Thus, it's very, very safe to say that Smart almost never played as the primary ball-handler without one of IT or ET in the game.
Except this factoid doesn't mean what you think it means. Smart started the season as the primary ballhandler on the FIRST unit -- remember that? He was in the starting lineup and played next to Bradley and Crowder for the vast majority of games.
http://popcornmachine.net/gf?date=20151101&game=SASBOS
Then he proceeded to play himself out of that role and by the time he got injured, the rotation clearly had evolved to the extent to which he was always on the floor with either Thomas or Turner.
http://popcornmachine.net/gf?date=20151118&game=DALBOS
The fact that he "almost never" played as the primary ballhandler (on the balance in the end of the season) is an indication of how quickly Brad S figured out he has to yank him from that role (Brad S is not exactly a short leash guy, and it only took him two weeks or so to figure out this was an unmitigated disaster).
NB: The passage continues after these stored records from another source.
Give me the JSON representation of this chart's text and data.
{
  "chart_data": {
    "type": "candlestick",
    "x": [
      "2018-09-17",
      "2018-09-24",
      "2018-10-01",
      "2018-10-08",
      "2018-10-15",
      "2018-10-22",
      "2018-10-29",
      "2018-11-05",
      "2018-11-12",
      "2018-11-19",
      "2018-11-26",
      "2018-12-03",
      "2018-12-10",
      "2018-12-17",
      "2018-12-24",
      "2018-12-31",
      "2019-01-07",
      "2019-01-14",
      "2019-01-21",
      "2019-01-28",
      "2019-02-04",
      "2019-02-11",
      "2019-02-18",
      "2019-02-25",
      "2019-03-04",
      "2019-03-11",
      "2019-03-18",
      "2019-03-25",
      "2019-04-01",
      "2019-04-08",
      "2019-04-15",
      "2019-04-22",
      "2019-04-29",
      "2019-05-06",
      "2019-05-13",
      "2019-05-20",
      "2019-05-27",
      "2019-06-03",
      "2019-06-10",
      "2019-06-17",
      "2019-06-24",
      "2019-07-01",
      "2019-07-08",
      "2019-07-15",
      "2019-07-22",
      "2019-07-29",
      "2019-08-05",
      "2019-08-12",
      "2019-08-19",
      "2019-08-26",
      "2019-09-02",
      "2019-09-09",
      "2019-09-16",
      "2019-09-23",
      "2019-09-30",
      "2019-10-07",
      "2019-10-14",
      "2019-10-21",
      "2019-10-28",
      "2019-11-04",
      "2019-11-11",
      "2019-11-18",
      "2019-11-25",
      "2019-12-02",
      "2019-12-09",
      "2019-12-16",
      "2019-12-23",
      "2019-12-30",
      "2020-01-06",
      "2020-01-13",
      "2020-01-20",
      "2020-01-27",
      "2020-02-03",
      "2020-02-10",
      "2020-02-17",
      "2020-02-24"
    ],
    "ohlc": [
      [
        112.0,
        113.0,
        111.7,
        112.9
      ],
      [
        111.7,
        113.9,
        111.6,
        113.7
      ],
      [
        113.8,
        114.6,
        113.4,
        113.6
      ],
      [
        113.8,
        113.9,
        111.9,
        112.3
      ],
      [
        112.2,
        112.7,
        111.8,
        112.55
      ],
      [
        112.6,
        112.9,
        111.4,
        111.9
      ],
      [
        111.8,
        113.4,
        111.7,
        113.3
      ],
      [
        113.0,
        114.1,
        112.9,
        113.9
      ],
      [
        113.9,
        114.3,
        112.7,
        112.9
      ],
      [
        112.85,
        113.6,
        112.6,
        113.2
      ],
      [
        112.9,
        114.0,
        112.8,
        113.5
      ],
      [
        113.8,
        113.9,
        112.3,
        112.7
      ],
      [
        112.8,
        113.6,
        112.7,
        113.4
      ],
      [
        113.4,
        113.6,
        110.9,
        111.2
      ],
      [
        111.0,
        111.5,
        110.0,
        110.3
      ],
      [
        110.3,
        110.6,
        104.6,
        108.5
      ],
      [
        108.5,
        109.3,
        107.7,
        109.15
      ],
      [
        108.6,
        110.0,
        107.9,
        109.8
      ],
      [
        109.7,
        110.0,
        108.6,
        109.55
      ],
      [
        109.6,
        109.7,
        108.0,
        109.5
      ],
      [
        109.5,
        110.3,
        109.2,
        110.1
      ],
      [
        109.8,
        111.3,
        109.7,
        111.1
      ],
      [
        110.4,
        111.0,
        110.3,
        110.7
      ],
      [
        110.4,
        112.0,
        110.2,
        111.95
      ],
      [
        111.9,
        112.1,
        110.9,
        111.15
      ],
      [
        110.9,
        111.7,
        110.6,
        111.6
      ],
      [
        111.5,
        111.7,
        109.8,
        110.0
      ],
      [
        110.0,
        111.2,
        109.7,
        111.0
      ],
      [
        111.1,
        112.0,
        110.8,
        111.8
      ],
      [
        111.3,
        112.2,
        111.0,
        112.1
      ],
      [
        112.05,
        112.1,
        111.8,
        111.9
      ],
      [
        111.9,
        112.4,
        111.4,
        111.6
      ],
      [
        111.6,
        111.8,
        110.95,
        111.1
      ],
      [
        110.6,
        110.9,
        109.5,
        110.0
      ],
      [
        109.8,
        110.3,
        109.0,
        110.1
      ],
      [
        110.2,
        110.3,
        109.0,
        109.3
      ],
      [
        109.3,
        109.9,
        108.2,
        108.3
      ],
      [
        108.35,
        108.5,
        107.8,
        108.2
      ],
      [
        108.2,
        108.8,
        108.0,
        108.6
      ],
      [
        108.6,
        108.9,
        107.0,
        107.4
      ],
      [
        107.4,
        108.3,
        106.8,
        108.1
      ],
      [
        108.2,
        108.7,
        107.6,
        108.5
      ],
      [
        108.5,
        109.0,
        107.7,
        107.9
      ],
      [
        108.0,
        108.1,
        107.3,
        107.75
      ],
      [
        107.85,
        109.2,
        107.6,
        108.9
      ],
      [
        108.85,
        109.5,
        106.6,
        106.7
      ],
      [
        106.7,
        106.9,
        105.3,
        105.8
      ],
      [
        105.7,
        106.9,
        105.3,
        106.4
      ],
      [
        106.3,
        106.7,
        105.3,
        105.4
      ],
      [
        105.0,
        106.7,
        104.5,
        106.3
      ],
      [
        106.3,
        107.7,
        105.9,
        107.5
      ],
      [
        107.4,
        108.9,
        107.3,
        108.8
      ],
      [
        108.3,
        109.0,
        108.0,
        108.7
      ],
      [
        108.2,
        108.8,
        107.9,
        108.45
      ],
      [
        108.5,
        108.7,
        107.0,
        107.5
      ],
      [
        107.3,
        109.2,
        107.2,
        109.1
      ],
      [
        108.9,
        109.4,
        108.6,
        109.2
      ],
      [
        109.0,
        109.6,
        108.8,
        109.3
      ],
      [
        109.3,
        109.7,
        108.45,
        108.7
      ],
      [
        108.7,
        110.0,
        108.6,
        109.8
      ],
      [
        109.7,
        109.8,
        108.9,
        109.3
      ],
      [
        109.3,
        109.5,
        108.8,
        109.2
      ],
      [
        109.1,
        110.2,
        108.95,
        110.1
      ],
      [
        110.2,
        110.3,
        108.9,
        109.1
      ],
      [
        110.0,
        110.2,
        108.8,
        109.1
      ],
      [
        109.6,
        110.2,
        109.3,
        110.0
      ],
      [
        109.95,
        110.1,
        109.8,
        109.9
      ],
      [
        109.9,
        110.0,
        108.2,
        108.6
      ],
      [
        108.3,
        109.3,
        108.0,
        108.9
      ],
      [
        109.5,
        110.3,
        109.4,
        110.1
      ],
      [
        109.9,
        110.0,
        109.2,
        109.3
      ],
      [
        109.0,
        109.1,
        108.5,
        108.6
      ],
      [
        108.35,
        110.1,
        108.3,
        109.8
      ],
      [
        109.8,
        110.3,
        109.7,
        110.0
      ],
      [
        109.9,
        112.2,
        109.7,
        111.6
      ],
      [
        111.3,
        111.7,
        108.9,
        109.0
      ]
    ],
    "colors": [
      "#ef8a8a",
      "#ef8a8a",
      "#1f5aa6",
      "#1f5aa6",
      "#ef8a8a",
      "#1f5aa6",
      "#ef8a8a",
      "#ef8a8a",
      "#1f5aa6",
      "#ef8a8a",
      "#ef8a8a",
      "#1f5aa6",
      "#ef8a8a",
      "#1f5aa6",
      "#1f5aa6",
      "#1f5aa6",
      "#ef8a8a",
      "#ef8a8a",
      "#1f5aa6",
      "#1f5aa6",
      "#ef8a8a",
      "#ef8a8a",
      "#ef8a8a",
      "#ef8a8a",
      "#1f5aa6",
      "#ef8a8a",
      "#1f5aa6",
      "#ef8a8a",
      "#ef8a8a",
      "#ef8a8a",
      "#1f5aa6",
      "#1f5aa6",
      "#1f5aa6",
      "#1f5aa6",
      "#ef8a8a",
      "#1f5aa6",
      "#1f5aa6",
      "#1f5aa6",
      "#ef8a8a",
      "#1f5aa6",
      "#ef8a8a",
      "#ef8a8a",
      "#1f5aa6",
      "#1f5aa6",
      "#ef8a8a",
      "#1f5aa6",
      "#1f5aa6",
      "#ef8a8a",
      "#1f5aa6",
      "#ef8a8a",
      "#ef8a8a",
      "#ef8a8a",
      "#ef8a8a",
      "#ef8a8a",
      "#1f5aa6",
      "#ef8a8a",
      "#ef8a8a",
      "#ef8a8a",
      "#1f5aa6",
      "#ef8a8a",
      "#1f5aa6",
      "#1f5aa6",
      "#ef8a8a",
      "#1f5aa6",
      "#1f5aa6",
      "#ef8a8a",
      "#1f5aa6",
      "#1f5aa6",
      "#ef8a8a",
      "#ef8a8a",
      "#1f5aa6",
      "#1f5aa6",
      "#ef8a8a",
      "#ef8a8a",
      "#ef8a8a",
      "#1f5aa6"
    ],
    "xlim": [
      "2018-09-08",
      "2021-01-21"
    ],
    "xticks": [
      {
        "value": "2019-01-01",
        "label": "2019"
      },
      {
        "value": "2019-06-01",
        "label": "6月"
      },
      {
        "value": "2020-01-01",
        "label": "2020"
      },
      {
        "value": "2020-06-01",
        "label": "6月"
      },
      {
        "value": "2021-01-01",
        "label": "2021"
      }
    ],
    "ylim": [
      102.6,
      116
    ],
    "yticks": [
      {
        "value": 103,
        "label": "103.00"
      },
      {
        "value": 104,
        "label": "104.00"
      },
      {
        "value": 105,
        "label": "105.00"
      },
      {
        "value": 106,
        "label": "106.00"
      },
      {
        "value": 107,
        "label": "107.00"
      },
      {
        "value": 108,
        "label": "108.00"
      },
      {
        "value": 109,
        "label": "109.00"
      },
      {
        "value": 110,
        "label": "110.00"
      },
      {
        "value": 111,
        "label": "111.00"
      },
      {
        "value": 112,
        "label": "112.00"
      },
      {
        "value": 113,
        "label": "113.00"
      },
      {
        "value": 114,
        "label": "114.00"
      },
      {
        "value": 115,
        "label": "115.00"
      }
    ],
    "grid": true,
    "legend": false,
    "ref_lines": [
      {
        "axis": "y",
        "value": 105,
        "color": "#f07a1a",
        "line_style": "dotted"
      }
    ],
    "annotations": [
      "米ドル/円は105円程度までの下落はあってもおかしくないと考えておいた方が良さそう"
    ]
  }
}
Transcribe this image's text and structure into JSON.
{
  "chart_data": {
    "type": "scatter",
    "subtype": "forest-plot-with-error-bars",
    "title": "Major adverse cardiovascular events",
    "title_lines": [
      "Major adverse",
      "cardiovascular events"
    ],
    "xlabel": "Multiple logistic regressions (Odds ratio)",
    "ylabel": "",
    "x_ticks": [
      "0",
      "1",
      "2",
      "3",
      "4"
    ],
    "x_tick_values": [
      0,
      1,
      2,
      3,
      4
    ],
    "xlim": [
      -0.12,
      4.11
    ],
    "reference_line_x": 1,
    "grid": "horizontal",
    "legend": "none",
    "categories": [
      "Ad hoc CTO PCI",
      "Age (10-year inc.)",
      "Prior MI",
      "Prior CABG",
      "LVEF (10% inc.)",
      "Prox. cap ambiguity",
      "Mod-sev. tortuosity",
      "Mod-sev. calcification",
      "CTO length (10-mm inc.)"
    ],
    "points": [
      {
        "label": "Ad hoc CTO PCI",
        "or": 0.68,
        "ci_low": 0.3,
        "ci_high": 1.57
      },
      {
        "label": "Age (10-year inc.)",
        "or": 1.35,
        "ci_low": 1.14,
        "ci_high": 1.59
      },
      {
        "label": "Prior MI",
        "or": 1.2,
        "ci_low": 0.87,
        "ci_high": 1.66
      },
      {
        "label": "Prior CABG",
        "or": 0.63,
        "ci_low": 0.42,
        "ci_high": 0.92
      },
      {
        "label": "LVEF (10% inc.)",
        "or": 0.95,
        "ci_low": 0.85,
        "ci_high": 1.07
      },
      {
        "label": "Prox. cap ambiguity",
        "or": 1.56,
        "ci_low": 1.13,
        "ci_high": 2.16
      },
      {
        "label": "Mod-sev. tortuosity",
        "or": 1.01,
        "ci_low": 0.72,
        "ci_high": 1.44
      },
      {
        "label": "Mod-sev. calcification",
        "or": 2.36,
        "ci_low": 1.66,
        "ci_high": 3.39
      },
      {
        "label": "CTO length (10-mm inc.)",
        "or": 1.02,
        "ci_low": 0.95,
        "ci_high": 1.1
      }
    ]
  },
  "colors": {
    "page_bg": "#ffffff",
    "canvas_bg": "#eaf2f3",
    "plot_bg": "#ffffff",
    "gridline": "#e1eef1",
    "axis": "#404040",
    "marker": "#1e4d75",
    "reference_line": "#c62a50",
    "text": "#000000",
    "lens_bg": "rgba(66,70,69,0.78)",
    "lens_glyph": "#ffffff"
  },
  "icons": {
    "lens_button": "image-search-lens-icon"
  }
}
But the chance was clearly given.
the vast majority of 3 games?
2 of which he played terrific basketball (a 5 assist +22 performance in a 17 point win vs Philly and an overall terrific performance against SA where he bullied Tony Parker.)
Also the offense must have evolved [dang] quick because in Marcus's last game before being hurt, he played 40 minutes. Brad was not clearly careful to play a ball handler with him, he was clearly careful to play Marcus as much as possible.
He was not repeatedly given a chance to run the offense. He didnt lose that job, Turner and Thomas took it.
Yeah, that's a short-sighted argument to make. He didn't "play himself out of the role" and Brad didn't "yank him from that role." He literally played three games to start the season, sat out three games to recover from the minor injury, came back for six games, and then had his major injury.
IT, justifiably I might add, took that starting spot from him and played like an All-Star when he went down with the injuries, so that's a very far cry from "playing himself out of the role." Further, it's not like they weren't going to play either Turner or Smart in the second unit due to limiting Smart, since Turner is useless off the ball, so they just bit the bullet for this past year with Smart's ball-handling development and played the best lineup, which included both of them.
It takes a pretty creative reinterpretation of the events to totally ignore the injuries that allowed IT the very opportunity to take the starting role from him. Smart won the starting spot in his rookie year. If he never had the major knee injury this year, then IT might have never taken the starting spot from him in the first place. It's a small sample size, but our ultimate winning percentage wasn't all that much different with IT at the helm this year than Smart at the helm.